He who showed mercy by healing this paralytic showed even greater mercy, not only by taking on the weakness of human flesh, but also, and even more so, by taking upon himself the burden of sin—every sin that has or ever will be committed till the end of time. And having become sin for us, he suffered the wrath of God over all those sins even to death on a cross. In so doing, Christ Jesus redeemed us from the everlasting fire prepared for the devil and his angels by obtaining for us—and not just for us, but for all men—God’s full and free forgiveness of all our sins.
Earlier you heard how the Lord God proclaimed this very same Gospel to a guilt-ridden Jacob, not by a miracle, but this time in a dream. The ladder he saw in this dream that reached all the way up to heaven, and upon which his holy angels were ascending and descending, is Jesus—the one who through the forgiveness of his sins reconnects sinful man to his holy God and thus opens up heaven before him. But this cannot come to pass unless the forgiveness Jesus won for all men by the shedding of his holy, precious Blood is given to the sinner and made his own. Therefore, the mission of the Church is as I said: to bring the sinner to Christ for the forgiveness of his sins. And this she does through those very means Christ instituted while on earth to accomplish that very thing; which brings us back to today’s Gospel.
Consider how very much Jesus’ healing of this paralytic is like Holy Baptism. He was carried to Jesus on a bed; even so, infants are carried to him at the Font. There Jesus gave him the forgiveness he would win for all men on the cross. He does the same through Holy Baptism, as St.
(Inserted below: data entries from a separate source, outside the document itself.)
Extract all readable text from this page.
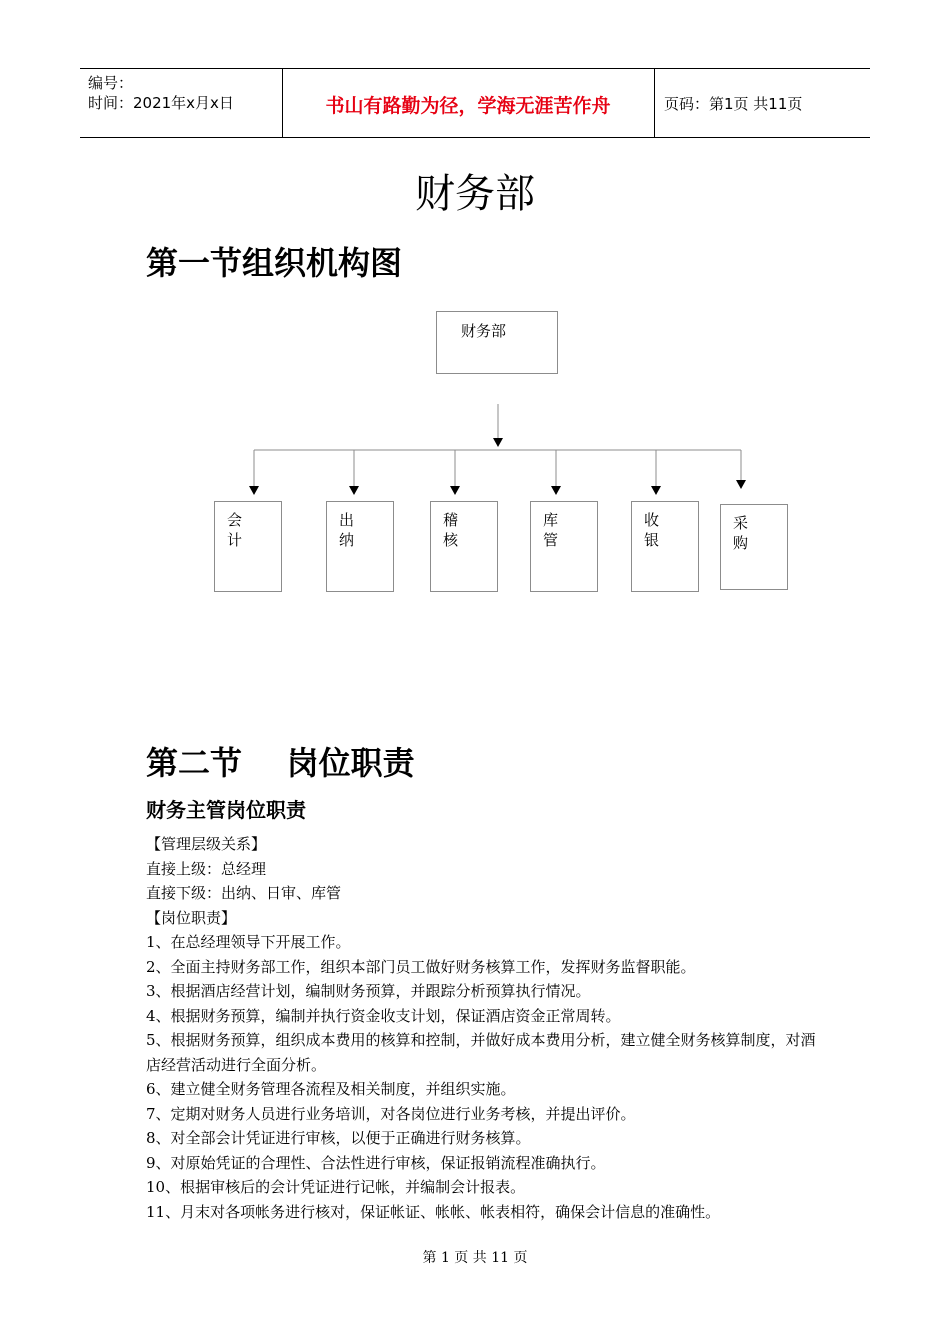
编号：
时间：2021年x月x日	书山有路勤为径，学海无涯苦作舟	页码：第1页 共11页
财务部
第一节组织机构图
财务部
会计
出纳
稽核
库管
收银
采购
第二节    岗位职责
财务主管岗位职责
【管理层级关系】
直接上级：总经理
直接下级：出纳、日审、库管
【岗位职责】
1、在总经理领导下开展工作。
2、全面主持财务部工作，组织本部门员工做好财务核算工作，发挥财务监督职能。
3、根据酒店经营计划，编制财务预算，并跟踪分析预算执行情况。
4、根据财务预算，编制并执行资金收支计划，保证酒店资金正常周转。
5、根据财务预算，组织成本费用的核算和控制，并做好成本费用分析，建立健全财务核算制度，对酒店经营活动进行全面分析。
6、建立健全财务管理各流程及相关制度，并组织实施。
7、定期对财务人员进行业务培训，对各岗位进行业务考核，并提出评价。
8、对全部会计凭证进行审核，以便于正确进行财务核算。
9、对原始凭证的合理性、合法性进行审核，保证报销流程准确执行。
10、根据审核后的会计凭证进行记帐，并编制会计报表。
11、月末对各项帐务进行核对，保证帐证、帐帐、帐表相符，确保会计信息的准确性。
第 1 页 共 11 页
Peter stated so clearly when he told those on Pentecost who were cut to the heart for crucifying their Messiah, “Repent… and let every one of you be baptized in the name of Jesus Christ for the remission of sins.”
Consider also how very much Jesus’ words to this paralytic resemble the Absolution he spoke to you after you confessed your sins to him earlier in this Service. He who told the paralytic, “Be of good cheer; your sins are forgiven you,” said to you, albeit through the mouth of his ordained, “I forgive you all your sins in the Name of the Father and of the Son and of the Holy Spirit.”
And he who once poured his forgiveness over you and today spoke his forgiveness into you will after this sermon feed you his forgiveness, when he by the hand of his ordained places his Body onto your tongue for you to eat and pours his Blood over your lips for you to drink. From this you can see that in Christ’s Church there is nothing but sheer forgiveness poured, preached, and placed into your mouth by that man to whom Christ has given such power—or even better, authority—to do so.
And with that in mind, we return once last time to our Gospel. As this man, after Jesus forgave him his sins and healed him of his paralysis, arose from his bed and went to his earthly home, so we whose sins are forgiven will on the Last Day rise from our grave, with a body that’s been set free from every evil, and go to our eternal home.
In the Name of the Father and of the Son and of the Holy Spirit. Amen.